Deprivation of US & NJ Right of Confrontation because Trial Court Barred Defense from Cross-Examining Prosecution Witness about Polygraph Test Results

State v. Castagna, 376 N.J. Super. 323, 870 A.2d 653 (April 12, 2005), cert. granted, 185 N.J. 35, 878 A.2d 852, (July 7, 2005):
Our decision to reverse is based on an erroneous legal ruling that operated to deprive all three defendants of their right to confront the witnesses against them, as guaranteed by the Sixth Amendment of the Constitution of the United States, as applied to the states by the provisions of the Fourteenth Amendment, and as independently embodied in Article I, Paragraph 10 of the New Jersey Constitution. This constitutional deprivation came about when the trial court precluded defense counsel from cross-examining a key prosecution witness on the results of a stipulated polygraph examination, because these defendants were not parties to the stipulation.

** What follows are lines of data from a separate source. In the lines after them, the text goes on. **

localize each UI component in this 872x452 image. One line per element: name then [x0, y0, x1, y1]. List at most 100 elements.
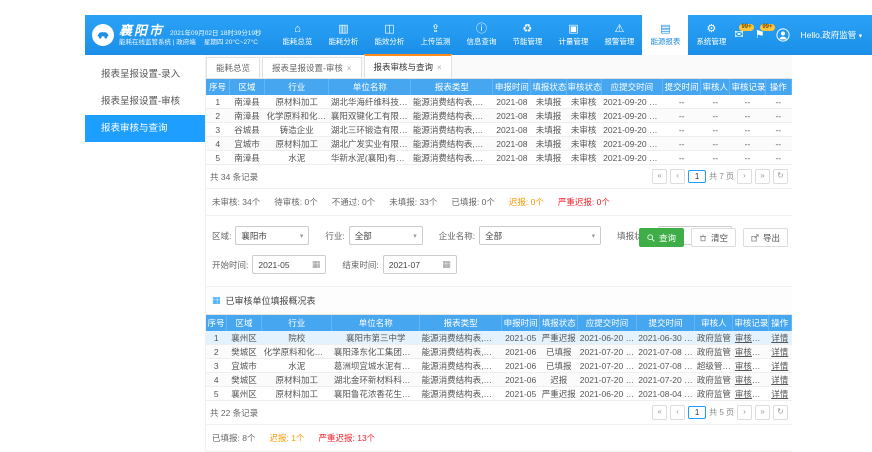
search-icon [647, 234, 655, 242]
last-page-button[interactable]: » [755, 169, 770, 184]
header-right: ✉99+ ⚑99+ Hello,政府监管 ▾ 退出 [734, 15, 872, 55]
nav-item-label: 节能管理 [512, 36, 542, 47]
table-row[interactable]: 3谷城县铸造企业湖北三环锻造有限公司能源消费结构表,能效指标...2021-08… [206, 123, 792, 137]
next-page-button[interactable]: › [737, 169, 752, 184]
审核记录-link[interactable]: 审核记录 [733, 359, 768, 373]
table-cell: 宜城市 [226, 359, 261, 373]
first-page-button[interactable]: « [652, 169, 667, 184]
query-button[interactable]: 查询 [639, 228, 684, 247]
审核记录-link[interactable]: 审核记录 [733, 387, 768, 401]
top-nav: ⌂能耗总览▥能耗分析◫能效分析⇪上传监测ⓘ信息查询♻节能管理▣计量管理⚠报警管理… [274, 15, 734, 55]
table-cell: 能源消费结构表,能效指标... [411, 151, 493, 165]
nav-item-label: 能源报表 [650, 36, 680, 47]
tab-bar: 能耗总览报表呈报设置-审核×报表审核与查询× [206, 55, 792, 79]
table-row[interactable]: 1南漳县原材料加工湖北华海纤维科技股份有...能源消费结构表,能效指标...20… [206, 95, 792, 109]
end-time-date-input[interactable]: 2021-07▦ [383, 255, 457, 274]
table-row[interactable]: 5襄州区原材料加工襄阳鲁花浓香花生油有限公司能源消费结构表,能效指标情...20… [206, 387, 792, 401]
审核记录-link[interactable]: 审核记录 [733, 331, 768, 345]
table-cell: 能源消费结构表,能效指标情... [420, 359, 502, 373]
table-cell: 湖北三环锻造有限公司 [329, 123, 411, 137]
nav-item-能耗分析[interactable]: ▥能耗分析 [320, 15, 366, 55]
详情-link[interactable]: 详情 [768, 359, 792, 373]
nav-item-计量管理[interactable]: ▣计量管理 [550, 15, 596, 55]
审核记录-link[interactable]: 审核记录 [733, 345, 768, 359]
next-page-button[interactable]: › [737, 405, 752, 420]
column-header-填报状态: 填报状态 [531, 79, 566, 95]
table-cell: 未填报 [531, 123, 566, 137]
reviewed-section-header: ▦ 已审核单位填报概况表 [206, 287, 792, 315]
page-number-input[interactable] [688, 170, 706, 183]
详情-link[interactable]: 详情 [768, 373, 792, 387]
nav-item-报警管理[interactable]: ⚠报警管理 [596, 15, 642, 55]
table-cell: 2021-06 [502, 345, 540, 359]
nav-item-能耗总览[interactable]: ⌂能耗总览 [274, 15, 320, 55]
table-cell: 能源消费结构表,能效指标情... [420, 331, 502, 345]
user-greeting[interactable]: Hello,政府监管 ▾ [801, 29, 863, 41]
clear-button[interactable]: 清空 [691, 228, 736, 247]
prev-page-button[interactable]: ‹ [670, 405, 685, 420]
nav-item-能效分析[interactable]: ◫能效分析 [366, 15, 412, 55]
nav-item-信息查询[interactable]: ⓘ信息查询 [458, 15, 504, 55]
filter-value: 襄阳市 [241, 230, 267, 242]
export-button[interactable]: 导出 [743, 228, 788, 247]
table-cell: 5 [206, 387, 226, 401]
详情-link[interactable]: 详情 [768, 387, 792, 401]
first-page-button[interactable]: « [652, 405, 667, 420]
nav-item-节能管理[interactable]: ♻节能管理 [504, 15, 550, 55]
table-cell: 水泥 [262, 359, 332, 373]
column-header-区域: 区域 [226, 315, 261, 331]
tab-label: 报表呈报设置-审核 [272, 59, 343, 78]
refresh-icon[interactable]: ↻ [773, 405, 788, 420]
industry-select[interactable]: 全部▾ [349, 226, 423, 245]
column-header-审核人: 审核人 [695, 315, 733, 331]
table-row[interactable]: 5南漳县水泥华新水泥(襄阳)有限公司能源消费结构表,能效指标...2021-08… [206, 151, 792, 165]
table-cell: 1 [206, 95, 229, 109]
sidebar-item-报表审核与查询[interactable]: 报表审核与查询 [85, 115, 205, 142]
message-icon[interactable]: ✉99+ [734, 30, 743, 41]
table-cell: 2021-06-30 10:08:33 [636, 331, 695, 345]
last-page-button[interactable]: » [755, 405, 770, 420]
详情-link[interactable]: 详情 [768, 331, 792, 345]
nav-item-系统管理[interactable]: ⚙系统管理 [688, 15, 734, 55]
table-row[interactable]: 2南漳县化学原料和化学制品制造业襄阳双键化工有限公司能源消费结构表,能效指标..… [206, 109, 792, 123]
start-time-date-input[interactable]: 2021-05▦ [252, 255, 326, 274]
table-row[interactable]: 4宜城市原材料加工湖北广发实业有限公司能源消费结构表,能效指标...2021-0… [206, 137, 792, 151]
filter-value: 全部 [485, 230, 502, 242]
column-header-行业: 行业 [262, 315, 332, 331]
nav-item-能源报表[interactable]: ▤能源报表 [642, 15, 688, 55]
table-cell: 超级管理员 [695, 359, 733, 373]
alert-bell-icon[interactable]: ⚑99+ [755, 30, 765, 41]
tab-close-icon[interactable]: × [437, 58, 442, 77]
company-select[interactable]: 全部▾ [479, 226, 601, 245]
table-cell: 未填报 [531, 95, 566, 109]
table-cell: 水泥 [265, 151, 329, 165]
user-avatar-icon[interactable] [776, 28, 790, 42]
home-icon: ⌂ [294, 24, 301, 35]
column-header-审核记录: 审核记录 [730, 79, 765, 95]
sidebar-item-报表呈报设置-审核[interactable]: 报表呈报设置-审核 [85, 88, 205, 115]
table-cell: 未填报 [531, 151, 566, 165]
table-cell: 2021-06 [502, 373, 540, 387]
sidebar-item-报表呈报设置-录入[interactable]: 报表呈报设置-录入 [85, 61, 205, 88]
nav-item-上传监测[interactable]: ⇪上传监测 [412, 15, 458, 55]
table-row[interactable]: 1襄州区院校襄阳市第三中学能源消费结构表,能效指标情...2021-05严重迟报… [206, 331, 792, 345]
table-cell: 2021-08 [493, 95, 531, 109]
alarm-icon: ⚠ [615, 24, 625, 35]
详情-link[interactable]: 详情 [768, 345, 792, 359]
table-cell: 已填报 [540, 359, 578, 373]
report-icon: ▤ [660, 24, 670, 35]
prev-page-button[interactable]: ‹ [670, 169, 685, 184]
weekday-weather: 星期四 20°C~27°C [204, 39, 258, 47]
tab-报表审核与查询[interactable]: 报表审核与查询× [364, 54, 452, 78]
tab-close-icon[interactable]: × [347, 59, 352, 78]
table-row[interactable]: 3宜城市水泥葛洲坝宜城水泥有限公司能源消费结构表,能效指标情...2021-06… [206, 359, 792, 373]
tab-能耗总览[interactable]: 能耗总览 [206, 57, 260, 78]
tab-报表呈报设置-审核[interactable]: 报表呈报设置-审核× [262, 57, 362, 78]
审核记录-link[interactable]: 审核记录 [733, 373, 768, 387]
table-cell: 化学原料和化学制品制造业 [262, 345, 332, 359]
table-row[interactable]: 4樊城区原材料加工湖北金环新材料科技有限公司能源消费结构表,能效指标情...20… [206, 373, 792, 387]
page-number-input[interactable] [688, 406, 706, 419]
region-select[interactable]: 襄阳市▾ [235, 226, 309, 245]
table-row[interactable]: 2樊城区化学原料和化学制品制造业襄阳泽东化工集团有限公司能源消费结构表,能效指标… [206, 345, 792, 359]
refresh-icon[interactable]: ↻ [773, 169, 788, 184]
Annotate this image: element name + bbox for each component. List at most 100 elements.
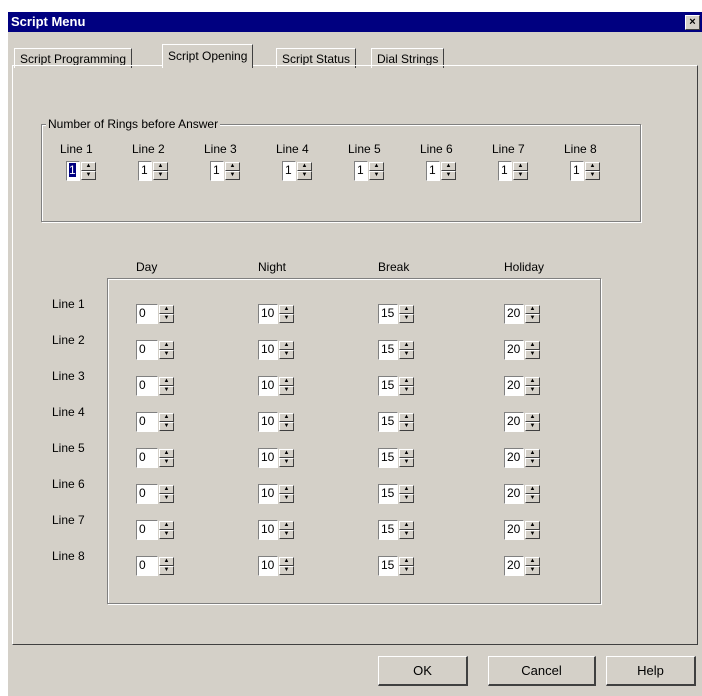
spin-up-arrow-icon[interactable]: ▲ — [399, 485, 414, 494]
spin-value-field[interactable]: 10 — [258, 340, 278, 360]
spin-value-field[interactable]: 15 — [378, 448, 398, 468]
spin-value-field[interactable]: 1 — [498, 161, 512, 181]
spin-value-field[interactable]: 1 — [354, 161, 368, 181]
spin-down-arrow-icon[interactable]: ▼ — [369, 171, 384, 180]
spin-value-field[interactable]: 0 — [136, 520, 158, 540]
spin-down-arrow-icon[interactable]: ▼ — [525, 566, 540, 575]
spin-down-arrow-icon[interactable]: ▼ — [297, 171, 312, 180]
spin-value-field[interactable]: 1 — [570, 161, 584, 181]
spin-up-arrow-icon[interactable]: ▲ — [279, 305, 294, 314]
spin-up-arrow-icon[interactable]: ▲ — [159, 413, 174, 422]
spin-value-field[interactable]: 0 — [136, 556, 158, 576]
spin-value-field[interactable]: 1 — [426, 161, 440, 181]
spin-down-arrow-icon[interactable]: ▼ — [159, 566, 174, 575]
spin-down-arrow-icon[interactable]: ▼ — [81, 171, 96, 180]
spin-down-arrow-icon[interactable]: ▼ — [399, 530, 414, 539]
spin-value-field[interactable]: 20 — [504, 412, 524, 432]
spin-value-field[interactable]: 0 — [136, 304, 158, 324]
spin-down-arrow-icon[interactable]: ▼ — [159, 350, 174, 359]
spin-value-field[interactable]: 10 — [258, 556, 278, 576]
spin-down-arrow-icon[interactable]: ▼ — [525, 386, 540, 395]
spin-down-arrow-icon[interactable]: ▼ — [513, 171, 528, 180]
spin-up-arrow-icon[interactable]: ▲ — [585, 162, 600, 171]
spin-value-field[interactable]: 0 — [136, 448, 158, 468]
title-bar[interactable]: Script Menu × — [8, 12, 702, 32]
spin-value-field[interactable]: 10 — [258, 304, 278, 324]
spin-value-field[interactable]: 10 — [258, 520, 278, 540]
spin-down-arrow-icon[interactable]: ▼ — [159, 494, 174, 503]
spin-down-arrow-icon[interactable]: ▼ — [525, 314, 540, 323]
spin-up-arrow-icon[interactable]: ▲ — [159, 377, 174, 386]
spin-up-arrow-icon[interactable]: ▲ — [279, 377, 294, 386]
spin-value-field[interactable]: 0 — [136, 484, 158, 504]
spin-up-arrow-icon[interactable]: ▲ — [225, 162, 240, 171]
spin-value-field[interactable]: 0 — [136, 340, 158, 360]
spin-value-field[interactable]: 20 — [504, 376, 524, 396]
spin-up-arrow-icon[interactable]: ▲ — [159, 305, 174, 314]
spin-value-field[interactable]: 20 — [504, 304, 524, 324]
spin-value-field[interactable]: 15 — [378, 412, 398, 432]
spin-down-arrow-icon[interactable]: ▼ — [441, 171, 456, 180]
spin-down-arrow-icon[interactable]: ▼ — [279, 530, 294, 539]
spin-up-arrow-icon[interactable]: ▲ — [279, 521, 294, 530]
spin-up-arrow-icon[interactable]: ▲ — [369, 162, 384, 171]
spin-value-field[interactable]: 20 — [504, 484, 524, 504]
spin-value-field[interactable]: 0 — [136, 412, 158, 432]
spin-up-arrow-icon[interactable]: ▲ — [399, 413, 414, 422]
spin-value-field[interactable]: 15 — [378, 484, 398, 504]
spin-down-arrow-icon[interactable]: ▼ — [525, 458, 540, 467]
spin-up-arrow-icon[interactable]: ▲ — [399, 521, 414, 530]
spin-down-arrow-icon[interactable]: ▼ — [399, 314, 414, 323]
spin-down-arrow-icon[interactable]: ▼ — [279, 350, 294, 359]
spin-down-arrow-icon[interactable]: ▼ — [399, 350, 414, 359]
spin-value-field[interactable]: 10 — [258, 448, 278, 468]
spin-value-field[interactable]: 0 — [136, 376, 158, 396]
spin-down-arrow-icon[interactable]: ▼ — [279, 458, 294, 467]
spin-value-field[interactable]: 20 — [504, 520, 524, 540]
spin-down-arrow-icon[interactable]: ▼ — [153, 171, 168, 180]
spin-up-arrow-icon[interactable]: ▲ — [513, 162, 528, 171]
spin-up-arrow-icon[interactable]: ▲ — [399, 377, 414, 386]
spin-up-arrow-icon[interactable]: ▲ — [159, 341, 174, 350]
spin-down-arrow-icon[interactable]: ▼ — [525, 422, 540, 431]
spin-down-arrow-icon[interactable]: ▼ — [279, 494, 294, 503]
spin-value-field[interactable]: 1 — [66, 161, 80, 181]
spin-up-arrow-icon[interactable]: ▲ — [525, 341, 540, 350]
spin-up-arrow-icon[interactable]: ▲ — [81, 162, 96, 171]
spin-value-field[interactable]: 1 — [138, 161, 152, 181]
spin-down-arrow-icon[interactable]: ▼ — [159, 530, 174, 539]
spin-up-arrow-icon[interactable]: ▲ — [525, 449, 540, 458]
spin-up-arrow-icon[interactable]: ▲ — [279, 485, 294, 494]
spin-up-arrow-icon[interactable]: ▲ — [159, 485, 174, 494]
spin-up-arrow-icon[interactable]: ▲ — [525, 377, 540, 386]
spin-up-arrow-icon[interactable]: ▲ — [525, 557, 540, 566]
spin-up-arrow-icon[interactable]: ▲ — [279, 449, 294, 458]
cancel-button[interactable]: Cancel — [488, 656, 596, 686]
spin-up-arrow-icon[interactable]: ▲ — [399, 557, 414, 566]
spin-up-arrow-icon[interactable]: ▲ — [159, 449, 174, 458]
spin-up-arrow-icon[interactable]: ▲ — [159, 521, 174, 530]
spin-down-arrow-icon[interactable]: ▼ — [279, 314, 294, 323]
spin-down-arrow-icon[interactable]: ▼ — [399, 566, 414, 575]
spin-down-arrow-icon[interactable]: ▼ — [399, 458, 414, 467]
spin-up-arrow-icon[interactable]: ▲ — [153, 162, 168, 171]
spin-value-field[interactable]: 15 — [378, 376, 398, 396]
spin-down-arrow-icon[interactable]: ▼ — [525, 494, 540, 503]
spin-value-field[interactable]: 10 — [258, 376, 278, 396]
spin-value-field[interactable]: 20 — [504, 556, 524, 576]
spin-down-arrow-icon[interactable]: ▼ — [159, 422, 174, 431]
spin-value-field[interactable]: 15 — [378, 304, 398, 324]
spin-down-arrow-icon[interactable]: ▼ — [159, 458, 174, 467]
spin-value-field[interactable]: 1 — [282, 161, 296, 181]
spin-up-arrow-icon[interactable]: ▲ — [279, 413, 294, 422]
spin-value-field[interactable]: 1 — [210, 161, 224, 181]
spin-down-arrow-icon[interactable]: ▼ — [279, 566, 294, 575]
spin-down-arrow-icon[interactable]: ▼ — [585, 171, 600, 180]
spin-up-arrow-icon[interactable]: ▲ — [399, 305, 414, 314]
spin-value-field[interactable]: 10 — [258, 484, 278, 504]
spin-value-field[interactable]: 15 — [378, 340, 398, 360]
help-button[interactable]: Help — [606, 656, 696, 686]
close-icon[interactable]: × — [685, 15, 700, 30]
spin-up-arrow-icon[interactable]: ▲ — [279, 557, 294, 566]
spin-down-arrow-icon[interactable]: ▼ — [525, 530, 540, 539]
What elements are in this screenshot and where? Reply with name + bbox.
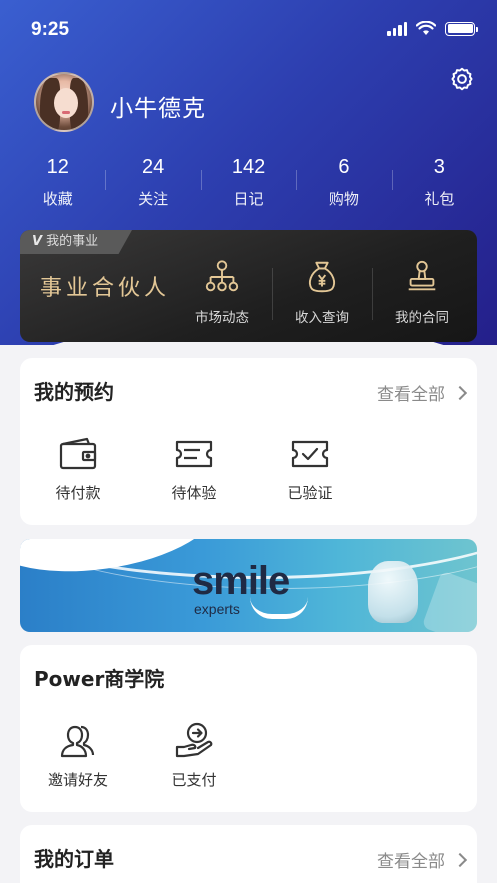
appointments-card: 我的预约 查看全部 待付款 待体验 已验证 [20,358,477,525]
stat-label: 收藏 [42,190,73,208]
chevron-right-icon [452,385,468,400]
stat-label: 礼包 [424,190,455,208]
smile-experts-logo: smile experts [192,559,308,619]
stats-row: 12 收藏 24 关注 142 日记 6 购物 3 礼包 [10,154,487,209]
appointment-pending-payment[interactable]: 待付款 [20,434,136,503]
wallet-icon [59,437,97,470]
academy-title: Power商学院 [34,667,165,691]
career-items: 市场动态 收入查询 我的合同 [172,258,472,326]
career-tag-label: 我的事业 [46,234,99,249]
tooth-image [368,561,418,623]
org-chart-icon [205,260,239,292]
appointment-to-experience[interactable]: 待体验 [136,434,252,503]
stat-diary[interactable]: 142 日记 [200,154,296,209]
career-item-label: 收入查询 [295,310,349,326]
stat-value: 142 [231,156,266,178]
view-all-label: 查看全部 [377,385,445,405]
orders-view-all[interactable]: 查看全部 [377,847,468,872]
logo-sub: experts [194,601,240,617]
promo-banner[interactable]: smile experts [20,539,477,632]
view-all-label: 查看全部 [377,852,445,872]
appointments-icons: 待付款 待体验 已验证 [20,434,368,503]
avatar[interactable] [34,72,94,132]
status-bar: 9:25 [0,0,497,60]
logo-brand: smile [192,559,290,603]
paid-icon [175,722,213,758]
settings-gear-icon[interactable] [449,66,475,92]
academy-icons: 邀请好友 已支付 [20,721,252,790]
appointment-verified[interactable]: 已验证 [252,434,368,503]
career-item-label: 我的合同 [395,310,449,326]
stat-label: 购物 [328,190,359,208]
academy-card: Power商学院 邀请好友 已支付 [20,645,477,812]
appointment-label: 待付款 [55,484,101,502]
career-title[interactable]: 事业合伙人 [40,270,170,302]
stat-value: 3 [433,156,445,178]
orders-title: 我的订单 [34,847,114,871]
ticket-icon [175,440,213,468]
career-item-contract[interactable]: 我的合同 [372,258,472,326]
stat-gift-packs[interactable]: 3 礼包 [391,154,487,209]
stat-value: 24 [141,156,165,178]
academy-paid[interactable]: 已支付 [136,721,252,790]
stat-label: 关注 [138,190,169,208]
status-time: 9:25 [31,19,70,40]
academy-label: 已支付 [171,771,217,789]
appointment-label: 待体验 [171,484,217,502]
appointments-view-all[interactable]: 查看全部 [377,380,468,405]
signal-icon [387,21,407,36]
academy-label: 邀请好友 [47,771,108,789]
career-tag: V 我的事业 [20,230,132,254]
wifi-icon [416,21,436,35]
career-card: V 我的事业 事业合伙人 市场动态 收入查询 我的合同 [20,230,477,342]
stat-shopping[interactable]: 6 购物 [296,154,391,209]
status-icons [387,21,478,36]
stat-label: 日记 [233,190,264,208]
stamp-icon [408,260,436,291]
stat-favorites[interactable]: 12 收藏 [10,154,105,209]
career-item-income[interactable]: 收入查询 [272,258,372,326]
career-tag-mark: V [32,234,43,249]
career-item-market[interactable]: 市场动态 [172,258,272,326]
battery-icon [445,21,478,36]
appointments-title: 我的预约 [34,380,114,404]
appointment-label: 已验证 [287,484,333,502]
money-bag-icon [308,261,336,293]
academy-invite-friends[interactable]: 邀请好友 [20,721,136,790]
stat-value: 6 [338,156,350,178]
verified-ticket-icon [291,440,329,468]
chevron-right-icon [452,852,468,867]
stat-following[interactable]: 24 关注 [105,154,200,209]
career-item-label: 市场动态 [195,310,249,326]
stat-value: 12 [46,156,69,178]
username: 小牛德克 [110,96,206,122]
invite-friends-icon [60,725,95,758]
orders-card: 我的订单 查看全部 [20,825,477,883]
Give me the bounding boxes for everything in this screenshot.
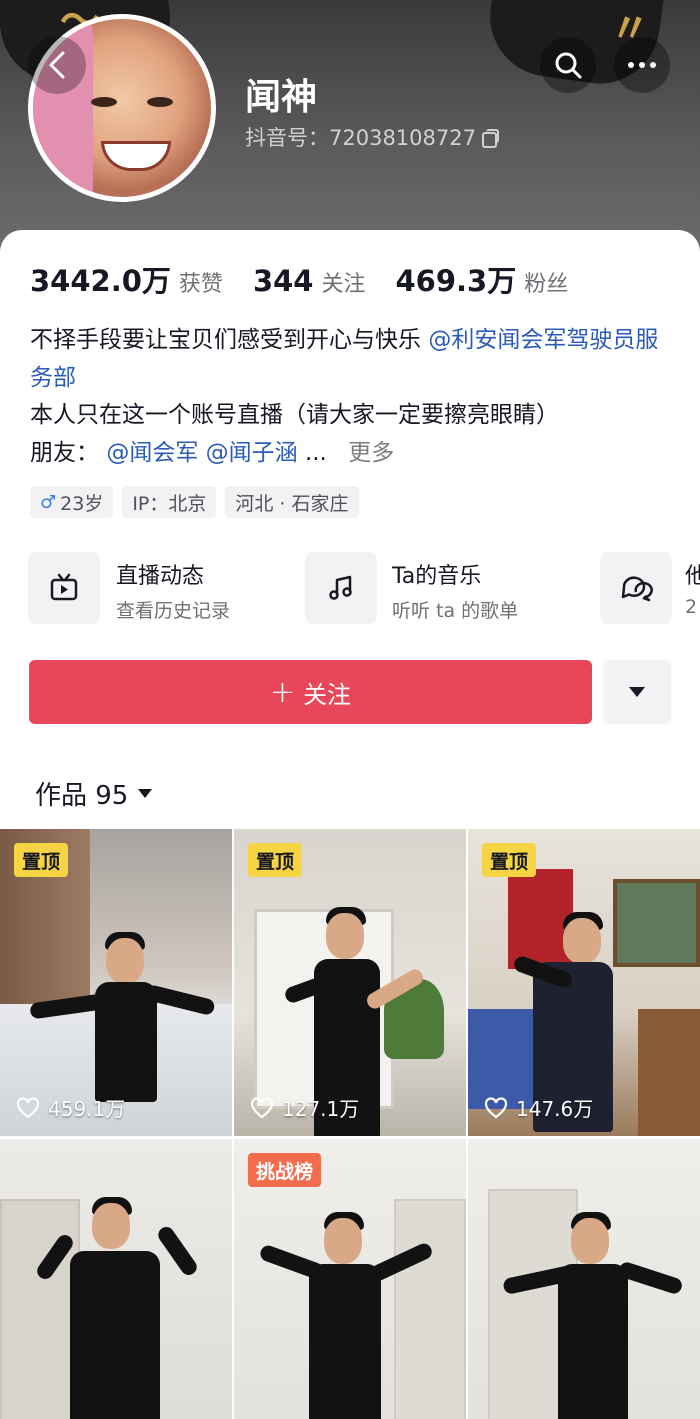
- profile-header: 〜 〃 闻神 抖音号：72038108727: [0, 0, 700, 260]
- profile-card: 3442.0万 获赞 344 关注 469.3万 粉丝 不择手段要让宝贝们感受到…: [0, 230, 700, 1419]
- bio-more-link[interactable]: 更多: [348, 440, 394, 466]
- video-thumbnail[interactable]: [468, 1139, 700, 1419]
- feature-row: 直播动态 查看历史记录 Ta的音乐 听听 ta 的歌单 他 2: [28, 552, 700, 627]
- search-button[interactable]: [540, 37, 596, 93]
- feature-subtitle: 2: [685, 596, 698, 618]
- likes-count: 3442.0万: [30, 264, 171, 298]
- plus-icon: +: [269, 674, 296, 710]
- friend-mention-link[interactable]: @闻子涵: [206, 440, 298, 466]
- bio-line-2: 本人只在这一个账号直播（请大家一定要擦亮眼睛）: [30, 402, 559, 428]
- back-button[interactable]: [28, 36, 86, 94]
- friend-mention-link[interactable]: @闻会军: [106, 440, 198, 466]
- tab-works[interactable]: 作品 95: [35, 775, 153, 812]
- male-icon: ♂: [40, 491, 57, 513]
- bio-text: 不择手段要让宝贝们感受到开心与快乐: [30, 327, 421, 353]
- chat-bubbles-icon: [600, 552, 672, 624]
- likes-count: 147.6万: [516, 1097, 594, 1121]
- heart-icon: [250, 1096, 274, 1118]
- following-label[interactable]: 关注: [321, 266, 365, 298]
- video-thumbnail[interactable]: [0, 1139, 232, 1419]
- likes-count: 459.1万: [48, 1097, 126, 1121]
- bio-friends-line: 朋友： @闻会军 @闻子涵 ... 更多: [30, 435, 670, 473]
- feature-title: Ta的音乐: [392, 564, 482, 589]
- music-note-icon: [305, 552, 377, 624]
- more-dots-icon: [628, 62, 656, 68]
- heart-icon: [16, 1096, 40, 1118]
- works-tab-label: 作品 95: [35, 781, 129, 811]
- following-count[interactable]: 344: [253, 264, 314, 298]
- heart-icon: [484, 1096, 508, 1118]
- ellipsis: ...: [304, 439, 327, 466]
- stats-row: 3442.0万 获赞 344 关注 469.3万 粉丝: [30, 258, 598, 300]
- followers-count[interactable]: 469.3万: [396, 258, 517, 300]
- copy-icon[interactable]: [481, 129, 499, 148]
- video-likes: 127.1万: [250, 1093, 359, 1122]
- bio: 不择手段要让宝贝们感受到开心与快乐 @利安闻会军驾驶员服务部 本人只在这一个账号…: [30, 322, 670, 472]
- feature-subtitle: 听听 ta 的歌单: [392, 600, 519, 622]
- video-likes: 147.6万: [484, 1093, 593, 1122]
- profile-name: 闻神: [245, 77, 318, 118]
- challenge-badge: 挑战榜: [248, 1153, 322, 1187]
- likes-count: 127.1万: [282, 1097, 360, 1121]
- video-thumbnail[interactable]: 置顶 459.1万: [0, 829, 232, 1136]
- friends-label: 朋友：: [30, 439, 99, 466]
- more-options-button[interactable]: [614, 37, 670, 93]
- age-text: 23岁: [60, 492, 104, 515]
- pinned-badge: 置顶: [482, 843, 537, 877]
- pinned-badge: 置顶: [14, 843, 69, 877]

We hold that when the State enters into an agreement with a witness, stipulating to the admissibility of the results of that witness's polygraph examination, a defendant has a constitutional right to confront that witness, in cross-examination, with the results of the polygraph, as a means of impeaching that witness's credibility. As a matter of fundamental fairness, we also hold that, under these circumstances, the State is precluded from disavowing the reliability of the polygraph results.